Vorletzte Notizen zu Zlín

„Ze dvou světů jeden mrtev, druhý bez moci se narodit“, „Von zwei Welten ist die eine tot, die andere außerstande, geboren zu werden“, betitelte Václav Chad eine späte Zeichnung. Eine andere heißt „Das Ende meines Tagebuchs, 18. Feb.“, sechs Tage später verhaftete und erschoss ihn die Gestapo.

This Mortal Coil – It’ll end in tears

Nebel stieg auf aus den Auen der March, der Morava am Morgen, an dem Tomáš Bat’a mit seiner Junkers vom Flugplatz bei Otrokovice nach Möhlin in der Schweiz fliegen wollte, um sich dort mit seinem Sohn abzustimmen über eine Konzernniederlassung, die die strikten Zollgesetze zu Anfang der Dreißigerjahre umging. Sein Privatpilot Jindřich Brouček riet aufgrund des Nebels vom Start ab, und es war noch keine sechs Uhr morgens, als ein anderer erfahrener Flieger anbot, aufzusteigen, um die Sichtverhältnisse zu klären. Doch Bat’a lehnte ab und wies Brouček an, die Junkers startklar zu machen. Es galt, keine Zeit zu verlieren. „Ich sage, Sie machen, Jindřich.“ Ist das nicht eigentlich das ganze Problem? Dass einer sich aufschwingen und entscheiden zu können meint über Machbares und Unmögliches? Es ist die eine Hälfte. Weshalb trat Jindřich Brouček seinem Chef nicht entgegen und verweigerte den Startbefehl? Er hätte gute Gründe anführen können, nicht zuletzt die Sorge um sein eigenes Leben. Acht Minuten flogen die beiden, Tomáš Bat’a in der fensterlosen Kanzel neben seinem Piloten, ehe der erfahrene Brouček, der als wagemutig galt, wie vorausgesehen die Orientierung verlor – .

This Mortal Coil – Filigree & Shadow

Im pünktlichen Zlínner Abendlicht steht ein Angler in der Dřevnice, während seine Frau an der Uferböschung auf einer Bank sitzt und in ihrem Handy scrollt. Das dürfte wahre Liebe sein.

Velké Kino (2025)

Im seit neun Jahren wegen Einsturzgefahr geschlossenen Riesenbau des Velké Kino komme ich mir vor wie an Bord eines Ozeandampfers vor seiner Verschrottung. Nach seiner Eröffnung 1931 fanden über 2.400 Menschen in František Lydie Gahuras Mehzweckhalle Platz, bei Regen strömten in ihrer Mittagspause Arbeiterinnen und Arbeiter in Foyer und Vorführsaal und sahen Reklamefilmchen und Unterhaltungsstreifen.
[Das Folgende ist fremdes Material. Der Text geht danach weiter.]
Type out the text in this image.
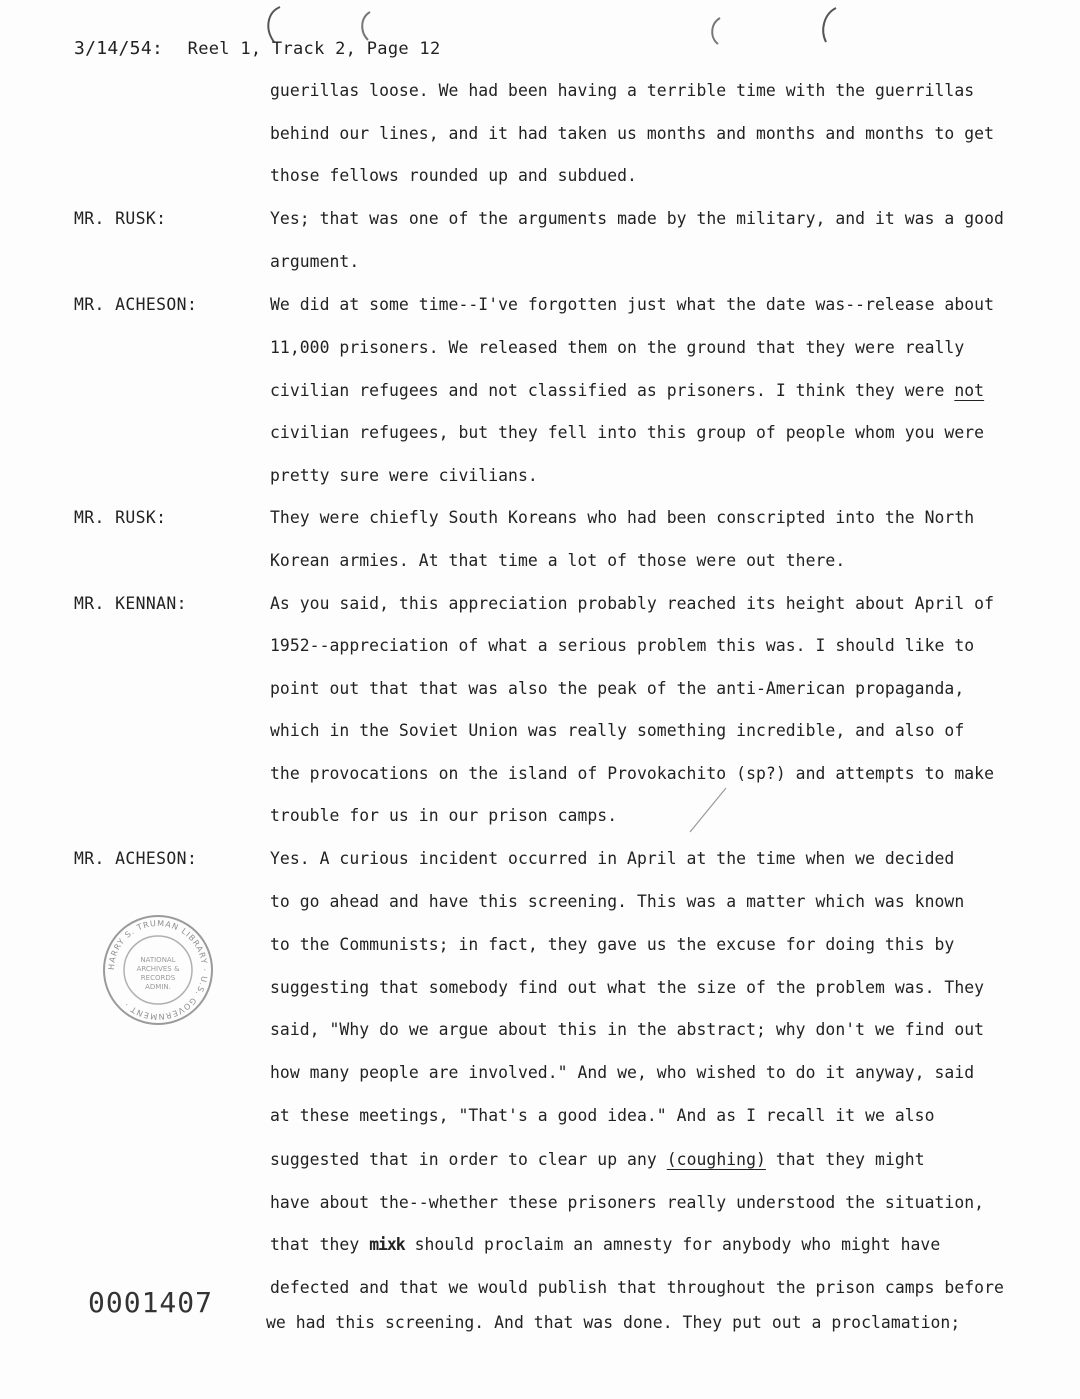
3/14/54: Reel 1, Track 2, Page 12
MR. RUSK:
MR. ACHESON:
MR. RUSK:
MR. KENNAN:
MR. ACHESON:
guerillas loose. We had been having a terrible time with the guerrillas
behind our lines, and it had taken us months and months and months to get
those fellows rounded up and subdued.
Yes; that was one of the arguments made by the military, and it was a good
argument.
We did at some time--I've forgotten just what the date was--release about
11,000 prisoners. We released them on the ground that they were really
civilian refugees and not classified as prisoners. I think they were not
civilian refugees, but they fell into this group of people whom you were
pretty sure were civilians.
They were chiefly South Koreans who had been conscripted into the North
Korean armies. At that time a lot of those were out there.
As you said, this appreciation probably reached its height about April of
1952--appreciation of what a serious problem this was. I should like to
point out that that was also the peak of the anti-American propaganda,
which in the Soviet Union was really something incredible, and also of
the provocations on the island of Provokachito (sp?) and attempts to make
trouble for us in our prison camps.
Yes. A curious incident occurred in April at the time when we decided
to go ahead and have this screening. This was a matter which was known
to the Communists; in fact, they gave us the excuse for doing this by
suggesting that somebody find out what the size of the problem was. They
said, "Why do we argue about this in the abstract; why don't we find out
how many people are involved." And we, who wished to do it anyway, said
at these meetings, "That's a good idea." And as I recall it we also
suggested that in order to clear up any (coughing) that they might
have about the--whether these prisoners really understood the situation,
that they mixk should proclaim an amnesty for anybody who might have
defected and that we would publish that throughout the prison camps before
we had this screening. And that was done. They put out a proclamation;
HARRY S. TRUMAN LIBRARY · U.S. GOVERNMENT ·
NATIONAL
ARCHIVES &
RECORDS
ADMIN.
0001407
Im Projektorraum hängt das Bild eines Busenmodells aus dem Kalender von 1995 neben einem Zettel mit zwei Vornamen und zwei Telefonnummern. In der alten Garderobe eine Sammlung ausrangierter Scheinwerfer. Auf das Flachdach prasselt der Regen, von dem man hört, wie er Kanälen durch das Mauerwerk folgt. Gahuras einst zukunftsweisende Stahlverstrebungen wirken wie zurückgelassene unlesbare Riesenlettern aus einer industriellen Antike, und der Bühnenvorhang ist zwar verschwunden, nicht aber die Rollbahn, über die er bei Öffnen und Schließen lief, ebenso wenig wie die Überreste der ersten Leinwand an der Backsteinmauer aus einer Zeit, als es im Velké Kino noch keine Bühne gab, nur 2.400 Stühle in einem einzigen dunklen Raum, durch den Licht flimmerte. Alle Menschen sitzen noch immer dort, denn wohin sollen Gespenster, wenn nicht ins Kino? Dort ist alles wie sie. Der Denkmalschützer zeigt mir einen Raum mit einem Bord nur für die großen schwarzen Buchstaben, aus denen die Titel der gezeigten Filme zusammenbuchstabiert wurden. Aus den Trolleybussen, die auf der Ausfallstraße unterhalb des Kinos unverändert hin und her pendeln – denn es sind exakt dieselben –, konnten die Leute die Filmnamen lesen.